On Wednesday, 24 July 2013 at 07:20:16 UTC, Peter Alexander wrote:
This comment is worrying:

"Can you try D version without std.random, and use srand and rand from std.c.stdlib? I think it should be almost same speed as C version ;-)"

"Wow! Just tried that, and this brings the running time of the DMD-compiled version to 0.770s from 1.290, the GDC-compiled version from 1.060 to 0.680s, and the LDC version to 0.580s from 0.710s. Meaning the LDC version is on par with the Clang-compiled C version and just slightly beats the GCC-compiled C one! There really should be a warning note in the std.random library documentation that for performance-critical code the C stdlib random generator is a better choice."


Is this just because RNGs are value types?

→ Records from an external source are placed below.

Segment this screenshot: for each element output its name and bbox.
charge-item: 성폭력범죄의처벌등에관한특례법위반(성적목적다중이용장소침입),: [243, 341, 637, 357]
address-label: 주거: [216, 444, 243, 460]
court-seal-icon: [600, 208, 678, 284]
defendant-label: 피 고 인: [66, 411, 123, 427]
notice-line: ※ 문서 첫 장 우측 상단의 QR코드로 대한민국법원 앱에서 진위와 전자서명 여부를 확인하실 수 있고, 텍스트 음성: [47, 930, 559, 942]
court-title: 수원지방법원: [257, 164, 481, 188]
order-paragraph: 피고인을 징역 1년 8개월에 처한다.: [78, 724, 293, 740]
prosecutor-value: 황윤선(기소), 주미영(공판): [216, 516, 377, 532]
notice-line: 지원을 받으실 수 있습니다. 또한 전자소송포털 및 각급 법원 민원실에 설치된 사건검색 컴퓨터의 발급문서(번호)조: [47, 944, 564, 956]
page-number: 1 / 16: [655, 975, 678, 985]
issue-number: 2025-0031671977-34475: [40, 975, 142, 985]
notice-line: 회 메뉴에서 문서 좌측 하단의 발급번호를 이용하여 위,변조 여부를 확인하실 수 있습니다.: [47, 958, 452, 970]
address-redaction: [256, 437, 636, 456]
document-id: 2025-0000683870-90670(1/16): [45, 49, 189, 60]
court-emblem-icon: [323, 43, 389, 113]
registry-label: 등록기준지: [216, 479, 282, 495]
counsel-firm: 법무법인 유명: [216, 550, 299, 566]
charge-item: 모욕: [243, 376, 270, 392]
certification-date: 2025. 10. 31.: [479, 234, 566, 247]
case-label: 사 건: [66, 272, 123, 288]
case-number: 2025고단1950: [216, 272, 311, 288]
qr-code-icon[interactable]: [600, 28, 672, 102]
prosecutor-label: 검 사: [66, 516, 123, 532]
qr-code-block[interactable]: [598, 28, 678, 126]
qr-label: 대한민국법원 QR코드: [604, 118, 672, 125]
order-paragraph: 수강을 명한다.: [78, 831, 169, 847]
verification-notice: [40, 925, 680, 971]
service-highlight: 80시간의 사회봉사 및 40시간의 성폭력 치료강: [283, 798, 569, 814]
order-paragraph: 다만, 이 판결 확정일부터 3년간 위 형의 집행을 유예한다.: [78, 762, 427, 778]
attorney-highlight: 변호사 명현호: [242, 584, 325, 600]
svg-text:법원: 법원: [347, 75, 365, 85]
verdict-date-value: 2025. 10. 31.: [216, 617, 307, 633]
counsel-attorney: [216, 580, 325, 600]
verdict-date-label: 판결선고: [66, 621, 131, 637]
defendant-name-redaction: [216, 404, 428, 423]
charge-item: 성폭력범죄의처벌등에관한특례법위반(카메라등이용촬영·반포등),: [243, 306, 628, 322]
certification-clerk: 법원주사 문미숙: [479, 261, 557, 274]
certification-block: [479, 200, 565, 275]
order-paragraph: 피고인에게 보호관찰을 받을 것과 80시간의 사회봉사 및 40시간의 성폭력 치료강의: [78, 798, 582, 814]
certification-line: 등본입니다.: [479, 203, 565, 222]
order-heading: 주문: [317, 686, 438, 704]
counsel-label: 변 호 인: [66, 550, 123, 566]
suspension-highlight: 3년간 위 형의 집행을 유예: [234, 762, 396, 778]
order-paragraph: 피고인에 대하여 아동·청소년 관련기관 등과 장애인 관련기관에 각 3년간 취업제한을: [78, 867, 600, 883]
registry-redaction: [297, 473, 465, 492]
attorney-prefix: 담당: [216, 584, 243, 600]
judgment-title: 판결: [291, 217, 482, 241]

It's literally causing bad press for D, so this needs to be high on the priority list.

RNGs should be passed by ref so if that isn't happening, there might be a speed hit (there will also be noticeable statistical problems). But the posted code just used rndGen and didn't pass anything.

C stdlib rand() is fast but has terrible statistical performance. Mersenne Twister is fast relative to its (high) statistical quality, but will still be slower than something designed purely for speed without concern for quality.

It'd be interesting to see how the speeds go if Xorshift was used in place of Mersenne Twister, that should give a big speed boost while still having high statistical quality.